Strategic organisational skills predict surgical training success.

Postgrad Med J 2020 Nov 12. Epub 2020 Nov 12.

School of Surgery, NHS Wales Health Education and Improvement Wales, Nantgarw, UK.

Introduction: Surgical career progression is determined by examination success and Annual Review of Competence Progression (ARCP) outcome, yet data on organisational skills are sparse. This study aimed to determine whether organisational skills related to Core Surgical Training (CST) outcome. Primary outcome measures include operative experience, publications, examination success (Membership of the Royal College of Surgeons or the Diploma in Otolaryngology-Head and Neck Surgery (MRCS/DO-HNS)) and ARCP outcome.

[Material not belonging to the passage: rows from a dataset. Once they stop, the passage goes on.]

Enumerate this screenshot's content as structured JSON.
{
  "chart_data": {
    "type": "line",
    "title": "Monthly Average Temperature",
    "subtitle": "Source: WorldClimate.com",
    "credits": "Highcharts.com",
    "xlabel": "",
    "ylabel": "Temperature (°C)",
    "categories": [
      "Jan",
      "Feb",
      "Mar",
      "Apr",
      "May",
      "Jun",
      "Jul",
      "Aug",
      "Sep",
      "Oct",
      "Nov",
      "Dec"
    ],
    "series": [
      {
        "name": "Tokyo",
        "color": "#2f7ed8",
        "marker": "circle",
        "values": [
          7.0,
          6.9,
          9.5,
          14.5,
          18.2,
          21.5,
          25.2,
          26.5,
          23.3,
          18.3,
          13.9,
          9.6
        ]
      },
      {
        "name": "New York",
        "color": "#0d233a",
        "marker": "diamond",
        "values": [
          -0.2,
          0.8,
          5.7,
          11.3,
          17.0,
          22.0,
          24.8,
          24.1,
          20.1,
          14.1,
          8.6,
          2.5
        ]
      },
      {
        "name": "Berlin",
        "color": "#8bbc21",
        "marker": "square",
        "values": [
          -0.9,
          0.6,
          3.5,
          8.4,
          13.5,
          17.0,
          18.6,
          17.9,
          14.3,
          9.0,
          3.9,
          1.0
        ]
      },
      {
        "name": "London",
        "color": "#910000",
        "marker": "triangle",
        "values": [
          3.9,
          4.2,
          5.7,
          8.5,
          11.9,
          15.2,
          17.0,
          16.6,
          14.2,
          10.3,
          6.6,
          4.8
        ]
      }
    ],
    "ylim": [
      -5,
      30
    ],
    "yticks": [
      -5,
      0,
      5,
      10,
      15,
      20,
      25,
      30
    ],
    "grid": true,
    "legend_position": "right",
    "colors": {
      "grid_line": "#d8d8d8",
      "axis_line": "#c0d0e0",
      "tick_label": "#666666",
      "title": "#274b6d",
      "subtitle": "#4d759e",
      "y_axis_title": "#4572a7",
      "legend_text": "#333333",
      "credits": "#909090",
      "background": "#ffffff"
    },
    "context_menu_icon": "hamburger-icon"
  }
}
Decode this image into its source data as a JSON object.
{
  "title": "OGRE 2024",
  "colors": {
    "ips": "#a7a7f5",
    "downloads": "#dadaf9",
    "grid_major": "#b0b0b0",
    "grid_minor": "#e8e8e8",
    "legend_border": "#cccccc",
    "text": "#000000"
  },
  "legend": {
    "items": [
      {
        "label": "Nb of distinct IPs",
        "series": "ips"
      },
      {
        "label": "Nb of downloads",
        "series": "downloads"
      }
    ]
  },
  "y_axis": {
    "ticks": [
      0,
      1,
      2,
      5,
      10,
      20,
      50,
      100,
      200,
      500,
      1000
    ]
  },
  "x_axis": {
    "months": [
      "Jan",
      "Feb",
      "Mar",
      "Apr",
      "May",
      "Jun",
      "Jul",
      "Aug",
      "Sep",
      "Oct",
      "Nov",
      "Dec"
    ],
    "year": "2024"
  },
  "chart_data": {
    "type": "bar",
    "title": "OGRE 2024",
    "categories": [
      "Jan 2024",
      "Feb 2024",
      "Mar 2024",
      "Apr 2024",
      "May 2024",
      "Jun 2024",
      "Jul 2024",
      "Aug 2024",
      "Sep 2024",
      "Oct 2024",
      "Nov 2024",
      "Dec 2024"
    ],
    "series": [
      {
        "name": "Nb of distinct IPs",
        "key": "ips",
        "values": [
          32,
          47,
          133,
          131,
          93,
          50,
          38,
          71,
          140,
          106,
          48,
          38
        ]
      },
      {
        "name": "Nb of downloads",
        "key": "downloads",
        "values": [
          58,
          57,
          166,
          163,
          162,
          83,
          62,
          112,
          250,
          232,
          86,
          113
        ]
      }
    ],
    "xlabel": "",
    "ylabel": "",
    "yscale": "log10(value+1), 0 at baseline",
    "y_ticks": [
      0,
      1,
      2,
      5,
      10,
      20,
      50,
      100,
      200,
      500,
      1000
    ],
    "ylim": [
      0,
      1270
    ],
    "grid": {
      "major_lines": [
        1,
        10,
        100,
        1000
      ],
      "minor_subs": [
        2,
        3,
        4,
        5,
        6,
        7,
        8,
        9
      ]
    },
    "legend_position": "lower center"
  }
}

Methods: The study was conducted prospectively at three consecutive CST induction boot camps (2017-2019) providing clinical and simulation training for 125 trainees. Arrival time at course registration was the selected surrogate for organisational skills. Trainees were advised to arrive promptly at 8:45 for registration and that the course would start at 9:00. Trainee arrival times were grouped as follows: (before 8:45), (8:45-8:59am) or (after 9:00). Arrival times were compared with primary outcome measures.

Setting: Health Education and Improvement Wales' School of Surgery, UK.

Results: Median arrival time was 8:53 (range 7:55-10:03), with 29 trainees (23.2%) arriving early, 63 (50.4%) on-time and 33 (26.4%) late. Arrival time was associated with operative experience (early vs late; 206 vs 164 cases, p=0.012), publication (63.2% vs 18.5%, p=0.005), MRCS/DO-HNS success (44.8% vs 15.2%, p=0.029), ARCP outcome (86.2% vs 60.6% Outcome 1, p=0.053), but not National Training Number success (60.0% vs 53.3%, p=0.772).

Conclusions: Better-prepared trainees achieved 25% more operative experience, were four-fold more likely to publish and pass MRCS, which aligned with consistent desirable ARCP outcome. Timely arrival at training events represents a skills-composite of travel planning and is a useful marker of strategic organisational skills.